In a statement issued late last week, the Campaign for Tobacco-Free Kids decried the involvement of the tobacco industry in trade policy negotiations. The U.S. is in the process of negotiating the Trans-Pacific Partnership (TPP) Agreement with eight other countries. The Campaign for Tobacco-Free Kids believes that this agreement could have implications for tobacco policy.
According to the Campaign's statement:
"As the United States and other countries negotiate a trade agreement that could impact efforts to reduce tobacco use worldwide, Philip Morris International is trying to buy access and influence by sponsoring an exclusive corporate reception Friday in Washington, DC, that will be attended by top trade and other officials from the countries involved. We urge government officials not to attend this tobacco industry-sponsored reception and to negotiate a trade agreement that protects public health, not the tobacco industry.
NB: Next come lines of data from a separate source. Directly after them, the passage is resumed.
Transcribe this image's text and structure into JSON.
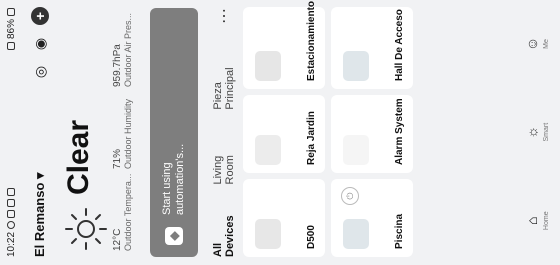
{
  "status": {
    "time": "10:22",
    "battery": "86%"
  },
  "home": {
    "name": "El Remanso ▾",
    "plus": "+"
  },
  "weather": {
    "state": "Clear",
    "temp": "12°C",
    "temp_label": "Outdoor Tempera...",
    "humidity": "71%",
    "humidity_label": "Outdoor Humidity",
    "pressure": "959.7hPa",
    "pressure_label": "Outdoor Air Pres..."
  },
  "automation_banner": {
    "line1": "Start using",
    "line2": "automation's..."
  },
  "tabs": [
    "All Devices",
    "Living Room",
    "Pieza Principal"
  ],
  "tabs_more": "⋯",
  "devices": [
    {
      "name": "D500",
      "icon": "robot-vacuum-icon"
    },
    {
      "name": "Piscina",
      "icon": "pool-icon"
    },
    {
      "name": "Reja Jardin",
      "icon": "gate-icon"
    },
    {
      "name": "Alarm System",
      "icon": "alarm-icon"
    },
    {
      "name": "Estacionamiento",
      "icon": "parking-icon"
    },
    {
      "name": "Hall De Acceso",
      "icon": "camera-icon"
    }
  ],
  "bottom_nav": [
    {
      "label": "Home",
      "icon": "home-icon"
    },
    {
      "label": "Smart",
      "icon": "smart-icon"
    },
    {
      "label": "Me",
      "icon": "me-icon"
    }
  ],
  "colors": {
    "background": "#f1f2f4",
    "card": "#ffffff",
    "banner": "#7e7e7e"
  }
}
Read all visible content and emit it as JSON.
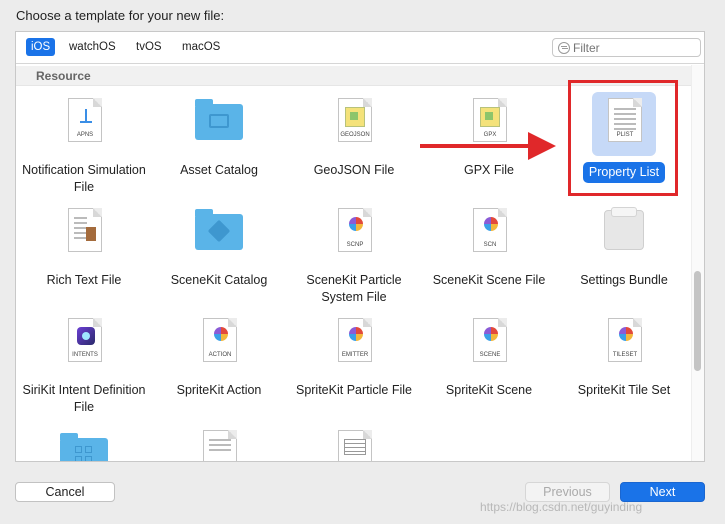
{
  "heading": "Choose a template for your new file:",
  "tabs": [
    {
      "label": "iOS",
      "active": true
    },
    {
      "label": "watchOS",
      "active": false
    },
    {
      "label": "tvOS",
      "active": false
    },
    {
      "label": "macOS",
      "active": false
    }
  ],
  "filter": {
    "placeholder": "Filter"
  },
  "section": {
    "title": "Resource"
  },
  "templates": [
    {
      "label": "Notification Simulation File",
      "icon": "apns-doc-icon",
      "tag": "APNS",
      "selected": false
    },
    {
      "label": "Asset Catalog",
      "icon": "folder-icon",
      "tag": "",
      "selected": false
    },
    {
      "label": "GeoJSON File",
      "icon": "geojson-doc-icon",
      "tag": "GEOJSON",
      "selected": false
    },
    {
      "label": "GPX File",
      "icon": "gpx-doc-icon",
      "tag": "GPX",
      "selected": false
    },
    {
      "label": "Property List",
      "icon": "plist-doc-icon",
      "tag": "PLIST",
      "selected": true
    },
    {
      "label": "Rich Text File",
      "icon": "rtf-doc-icon",
      "tag": "",
      "selected": false
    },
    {
      "label": "SceneKit Catalog",
      "icon": "scenekit-folder-icon",
      "tag": "",
      "selected": false
    },
    {
      "label": "SceneKit Particle System File",
      "icon": "scnp-doc-icon",
      "tag": "SCNP",
      "selected": false
    },
    {
      "label": "SceneKit Scene File",
      "icon": "scn-doc-icon",
      "tag": "SCN",
      "selected": false
    },
    {
      "label": "Settings Bundle",
      "icon": "settings-bundle-icon",
      "tag": "",
      "selected": false
    },
    {
      "label": "SiriKit Intent Definition File",
      "icon": "intents-doc-icon",
      "tag": "INTENTS",
      "selected": false
    },
    {
      "label": "SpriteKit Action",
      "icon": "action-doc-icon",
      "tag": "ACTION",
      "selected": false
    },
    {
      "label": "SpriteKit Particle File",
      "icon": "emitter-doc-icon",
      "tag": "EMITTER",
      "selected": false
    },
    {
      "label": "SpriteKit Scene",
      "icon": "scene-doc-icon",
      "tag": "SCENE",
      "selected": false
    },
    {
      "label": "SpriteKit Tile Set",
      "icon": "tileset-doc-icon",
      "tag": "TILESET",
      "selected": false
    }
  ],
  "buttons": {
    "cancel": "Cancel",
    "previous": "Previous",
    "next": "Next"
  },
  "watermark": "https://blog.csdn.net/guyinding",
  "colors": {
    "accent": "#1a73e8",
    "highlight": "#e0282a"
  }
}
They should protect children and health around the world, not Philip Morris International, a company with a long history of targeting children, deceiving the public and opposing proven measures to reduce tobacco use and save lives."
The Rest of the Story
The rest of the story is that while the Campaign for Tobacco-Free Kids is excoriating government officials for potentially just attending a corporate reception sponsored by Philip Morris International, the Campaign for Tobacco-Free Kids itself participated in a secret negotiation with Philip Morris that resulted in a federal statute that drastically changed the nation's policy toward tobacco.
Thus, if the Campaign wishes to attack any organization for sitting down and negotiating tobacco policy with Philip Morris, it should begin the attack by blasting itself for being the worst example of doing exactly what it is decrying in its public statement.
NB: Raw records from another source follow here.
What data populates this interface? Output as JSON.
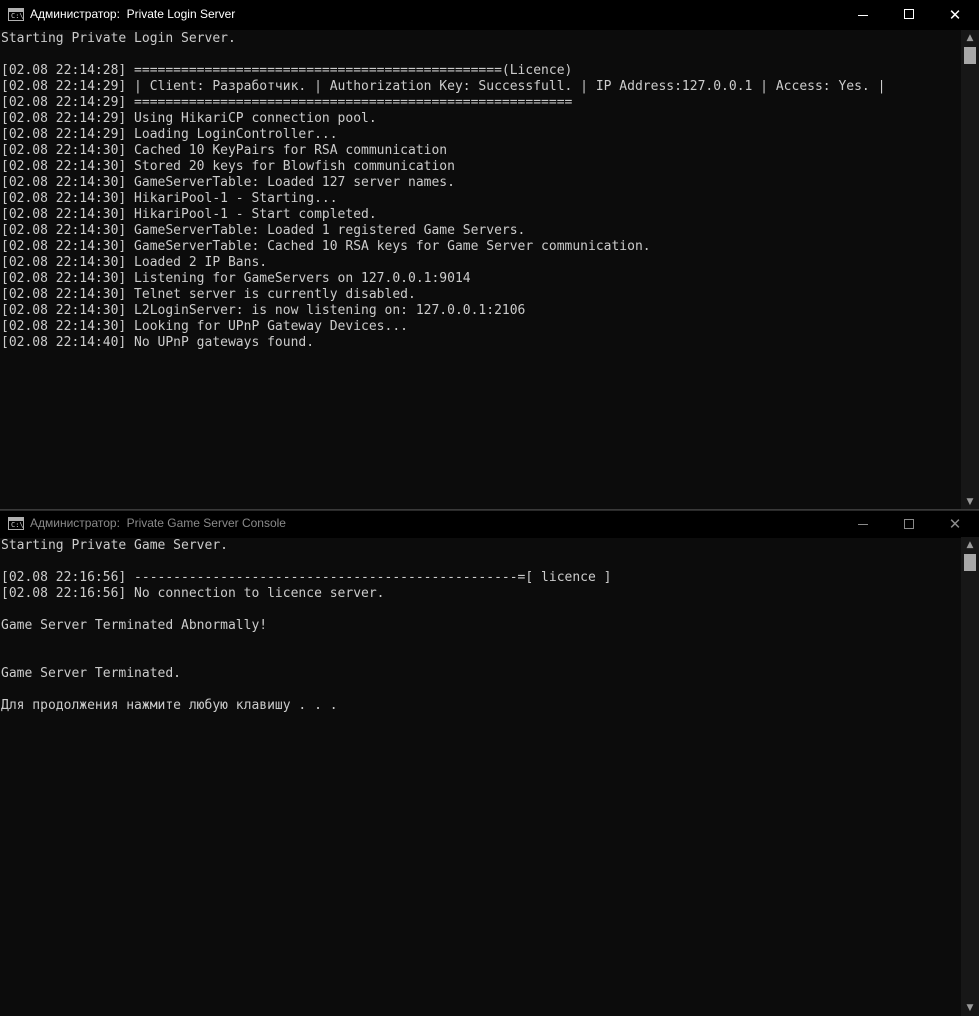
{
  "windows": [
    {
      "title": "Администратор:  Private Login Server",
      "icon": "console-icon",
      "lines": [
        "Starting Private Login Server.",
        "",
        "[02.08 22:14:28] ===============================================(Licence)",
        "[02.08 22:14:29] | Client: Разработчик. | Authorization Key: Successfull. | IP Address:127.0.0.1 | Access: Yes. |",
        "[02.08 22:14:29] ========================================================",
        "[02.08 22:14:29] Using HikariCP connection pool.",
        "[02.08 22:14:29] Loading LoginController...",
        "[02.08 22:14:30] Cached 10 KeyPairs for RSA communication",
        "[02.08 22:14:30] Stored 20 keys for Blowfish communication",
        "[02.08 22:14:30] GameServerTable: Loaded 127 server names.",
        "[02.08 22:14:30] HikariPool-1 - Starting...",
        "[02.08 22:14:30] HikariPool-1 - Start completed.",
        "[02.08 22:14:30] GameServerTable: Loaded 1 registered Game Servers.",
        "[02.08 22:14:30] GameServerTable: Cached 10 RSA keys for Game Server communication.",
        "[02.08 22:14:30] Loaded 2 IP Bans.",
        "[02.08 22:14:30] Listening for GameServers on 127.0.0.1:9014",
        "[02.08 22:14:30] Telnet server is currently disabled.",
        "[02.08 22:14:30] L2LoginServer: is now listening on: 127.0.0.1:2106",
        "[02.08 22:14:30] Looking for UPnP Gateway Devices...",
        "[02.08 22:14:40] No UPnP gateways found."
      ]
    },
    {
      "title": "Администратор:  Private Game Server Console",
      "icon": "console-icon",
      "lines": [
        "Starting Private Game Server.",
        "",
        "[02.08 22:16:56] -------------------------------------------------=[ licence ]",
        "[02.08 22:16:56] No connection to licence server.",
        "",
        "Game Server Terminated Abnormally!",
        "",
        "",
        "Game Server Terminated.",
        "",
        "Для продолжения нажмите любую клавишу . . ."
      ]
    }
  ],
  "controls": {
    "minimize": "minimize-icon",
    "maximize": "maximize-icon",
    "close": "close-icon"
  },
  "colors": {
    "background": "#0c0c0c",
    "text": "#cccccc",
    "titlebar": "#000000",
    "inactive_title": "#8a8a8a"
  }
}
The Campaign can, if it wants, argue that the negotiation with Philip Morris led to a positive achievement (I disagree vehemently, as my readers well know). Nevertheless, it stands as a hypocrite if it attacks others for merely attending a corporate reception sponsored by Philip Morris when the Campaign actually sat down and negotiated an entire national tobacco policy with the same company.
Why did the Campaign for Tobacco-Free Kids negotiate national tobacco policy with a company that it says has "a long history of targeting children, deceiving the public and opposing proven measures to reduce tobacco use and save lives."
Moreover, if Philip Morris has a long history of opposing proven measures to reduce tobacco use and save lives, then I guess we can safely conclude that the Family Smoking Prevention and Tobacco Control Act is not one of them. After all, Philip Morris strongly supported the Tobacco Act. It must, then, not be a measure that will reduce tobacco use and save lives.
It seems to me that the Campaign is caught between a rock and a hard place. If it admits that negotiating with Philip Morris is appropriate as long as the outcome is a good one for public health, then it has no business berating the government for attending a corporate reception sponsored by the tobacco company. If it believes, instead, that negotiating health policy with Philip Morris is inappropriate, then it should turn its attention to itself and criticize itself for doing exactly that.